The soundtrack to Atom Egoyan's The Sweet Hereafter boasts an expansive folk/international mix tailored made for the film's atmospheric study of loss and guilt. Featuring original material by Mychael Danna, the disc spotlights the wan vocal talents of Sarah Polley (who also appears in the film and contributes some music and lyrics here) enveloped in lean and ethereal backdrops; the accompaniment comes courtesy of the Toronto Consort and a combo that includes Danna on Harmonium and Kim Deschamps on pedal steel. Also on hand are ney player extraordinaire Hossein Omoumi and flautist Ron Korb, both of whom fit snug on the many Middle Eastern-flavored sides they guest on. In addition to the Danna material, the soundtrack also features numbers by Jane Siberry and the Tragically Hip.
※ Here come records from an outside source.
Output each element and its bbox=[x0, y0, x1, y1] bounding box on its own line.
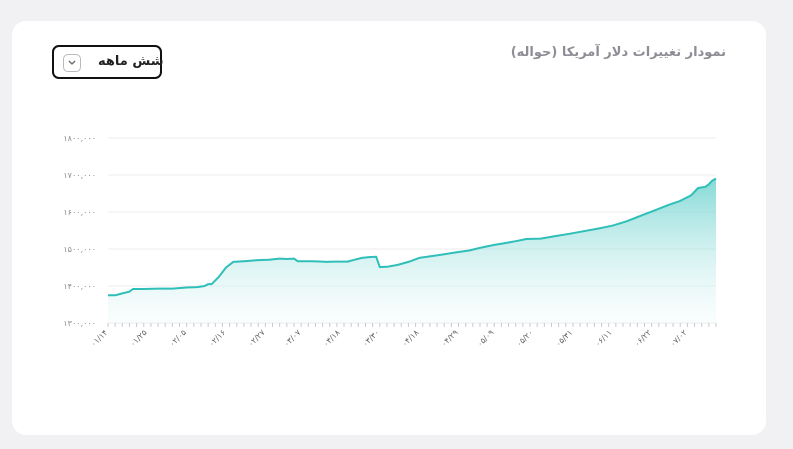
x-tick-label: ۰۱/۲۵ bbox=[128, 328, 148, 348]
x-tick-label: ۰۵/۰۹ bbox=[475, 328, 495, 348]
chevron-down-icon bbox=[63, 54, 81, 72]
x-tick-label: ۰۵/۳۱ bbox=[554, 328, 574, 348]
y-tick-label: ۱۸۰۰,۰۰۰ bbox=[63, 134, 96, 143]
series-area bbox=[108, 178, 716, 323]
x-tick-label: ۰۶/۲۲ bbox=[633, 328, 653, 348]
x-tick-label: ۰۴/۲۹ bbox=[439, 328, 459, 348]
x-tick-label: ۰۱/۱۴ bbox=[89, 328, 109, 348]
x-tick-label: ۰۲/۱۶ bbox=[207, 328, 227, 348]
range-select-label: شش ماهه bbox=[98, 54, 164, 69]
x-tick-label: ۰۲/۰۵ bbox=[168, 328, 188, 348]
y-tick-label: ۱۴۰۰,۰۰۰ bbox=[63, 282, 96, 291]
x-tick-label: ۰۴/۱۸ bbox=[400, 328, 421, 349]
x-tick-label: ۰۲/۲۷ bbox=[246, 328, 267, 349]
range-select[interactable]: شش ماهه bbox=[52, 45, 164, 79]
x-axis: ۰۱/۱۴ ۰۱/۲۵ ۰۲/۰۵ ۰۲/۱۶ ۰۲/۲۷ ۰۳/۰۷ ۰۳/۱۸ ۰۳/۳۰… bbox=[89, 323, 717, 349]
y-tick-label: ۱۷۰۰,۰۰۰ bbox=[63, 171, 96, 180]
y-tick-label: ۱۵۰۰,۰۰۰ bbox=[63, 245, 96, 254]
x-tick-label: ۰۵/۲۰ bbox=[515, 328, 535, 348]
y-tick-label: ۱۳۰۰,۰۰۰ bbox=[63, 319, 96, 328]
x-tick-label: ۰۳/۰۷ bbox=[282, 328, 303, 349]
x-tick-label: ۰۳/۱۸ bbox=[321, 328, 342, 349]
chart-title: نمودار تغییرات دلار آمریکا (حواله) bbox=[510, 45, 726, 60]
x-tick-label: ۰۳/۳۰ bbox=[361, 328, 381, 348]
y-axis: ۱۳۰۰,۰۰۰ ۱۴۰۰,۰۰۰ ۱۵۰۰,۰۰۰ ۱۶۰۰,۰۰۰ ۱۷۰۰,۰۰۰… bbox=[63, 134, 96, 328]
x-tick-label: ۰۶/۱۱ bbox=[593, 328, 613, 348]
y-tick-label: ۱۶۰۰,۰۰۰ bbox=[63, 208, 96, 217]
series-layer bbox=[108, 177, 717, 323]
series-line bbox=[108, 177, 717, 297]
x-tick-label: ۰۷/۰۲ bbox=[668, 328, 688, 348]
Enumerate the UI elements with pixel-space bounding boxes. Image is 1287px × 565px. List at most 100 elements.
When veteran film composer Mychael Danna entered 2006, he probably thought his tradition-drenched, Renaissance-inspired score to this film about the opening chapter of "the greatest story ever told" would be heard by more people than the quirkier one he wrote for Little Miss Sunshine. But Sunshine was a Best Picture Oscar nominee and this one proved to be just a reasonably popular Jesus story. Recorded in Los Angeles, The Nativity Story score artfully blends native Middle Eastern instruments like Persian and Turkish ney flutes with more traditional pre-Baroque European ones like the viola de gamba, vielle, harp, and recorders. Danna's dual intent seemed to be to ground the story in its geographical roots while also underscoring the power the story had over the Western world in subsequent centuries.
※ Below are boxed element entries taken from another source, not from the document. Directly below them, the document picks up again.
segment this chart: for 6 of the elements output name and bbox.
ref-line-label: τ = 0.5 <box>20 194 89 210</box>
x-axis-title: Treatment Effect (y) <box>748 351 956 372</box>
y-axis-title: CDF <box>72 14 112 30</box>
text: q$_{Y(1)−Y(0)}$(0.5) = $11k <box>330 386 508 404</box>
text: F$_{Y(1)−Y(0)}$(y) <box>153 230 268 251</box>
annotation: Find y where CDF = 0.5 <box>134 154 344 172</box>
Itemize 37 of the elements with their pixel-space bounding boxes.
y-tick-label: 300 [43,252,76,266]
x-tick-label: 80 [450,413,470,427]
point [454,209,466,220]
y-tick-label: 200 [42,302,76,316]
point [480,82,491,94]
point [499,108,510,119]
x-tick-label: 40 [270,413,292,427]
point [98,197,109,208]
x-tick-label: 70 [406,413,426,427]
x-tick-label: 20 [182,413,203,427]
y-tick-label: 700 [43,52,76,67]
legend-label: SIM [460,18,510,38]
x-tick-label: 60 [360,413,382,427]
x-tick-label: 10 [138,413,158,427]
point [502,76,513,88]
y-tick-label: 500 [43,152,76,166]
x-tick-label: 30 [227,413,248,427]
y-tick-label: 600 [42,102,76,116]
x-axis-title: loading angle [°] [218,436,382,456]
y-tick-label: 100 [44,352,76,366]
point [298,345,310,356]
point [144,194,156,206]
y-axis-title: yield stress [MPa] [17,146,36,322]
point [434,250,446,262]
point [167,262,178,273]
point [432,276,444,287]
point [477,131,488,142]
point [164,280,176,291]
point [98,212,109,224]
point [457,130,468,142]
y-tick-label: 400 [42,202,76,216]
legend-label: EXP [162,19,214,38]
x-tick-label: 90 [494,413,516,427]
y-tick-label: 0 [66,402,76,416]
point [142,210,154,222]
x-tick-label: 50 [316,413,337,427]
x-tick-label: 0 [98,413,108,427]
Written and recorded by brothers Mychael & Jeff Danna between their other scoring projects, A Celtic Tale is the soundtrack to an imaginary film of the Irish legend of Deirdre. Both the album and the legend reflect many aspects of love and sorrow. The Danna brothers mix Celtic folk, symphonic, and ambient music into a distinctive and fitting setting for Deirdre's star-crossed story. Though she is betrothed to a king, Deirdre finds her true love; she and her lover are exiled. When they try to return to their land, Deirdre's lover is killed, and she is imprisoned by the king she was to marry. Love and war blend in Deirdre's story; similarly, the music combines authentic Celtic instruments such as fiddle, tin whistle, flute, uilleann and highland pipes, and wire-strung harp with orchestral power and electronic atmospherics. Both listenable and powerful, A Celtic Tale showcases the Dannas' skill for creating emotionally accessible, technically beautiful music.
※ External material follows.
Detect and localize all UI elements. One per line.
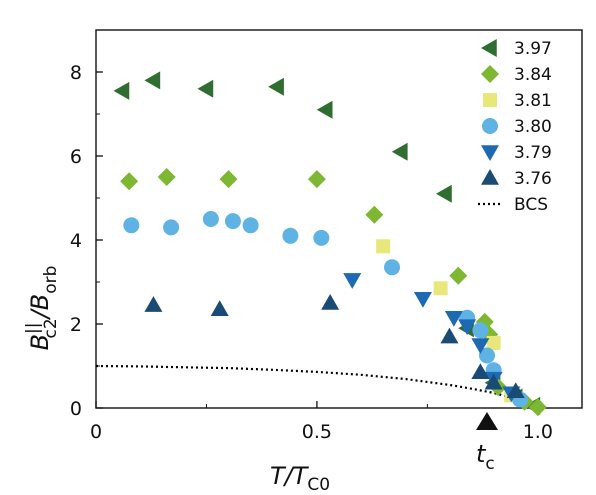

Monsoon Wedding is Mychael Danna's second collaboration with film director Mira Nair, (Kama Sutra was the first), and he has again compiled a winning soundtrack. Danna explores a wide range of emotions, from solemn to celebratory, through different generations of Indian culture. The contemplative "Good Indian Girls" and "Hold Me, I'm Falling" feature Danna's trademark piano ambience over traditional Indian instrumentation, and the vivacious "Baraat" sounds like a Punjabi variation on Dixieland, while "Delhi.com" ventures into dreamy ethno-techno territory. Sukhwinder Singh's "Today My Heart Desires" serves up lively bhangra rock, and Laxmikant Pyarelal's "Today the Weather Plays Tricks on Me" (performed by Mohammed Rafi) swoons with strings and male vocals. In all, the soundtrack's pleasing variety of Eastern music mirrors the film's old and new worlds living within a singular culture.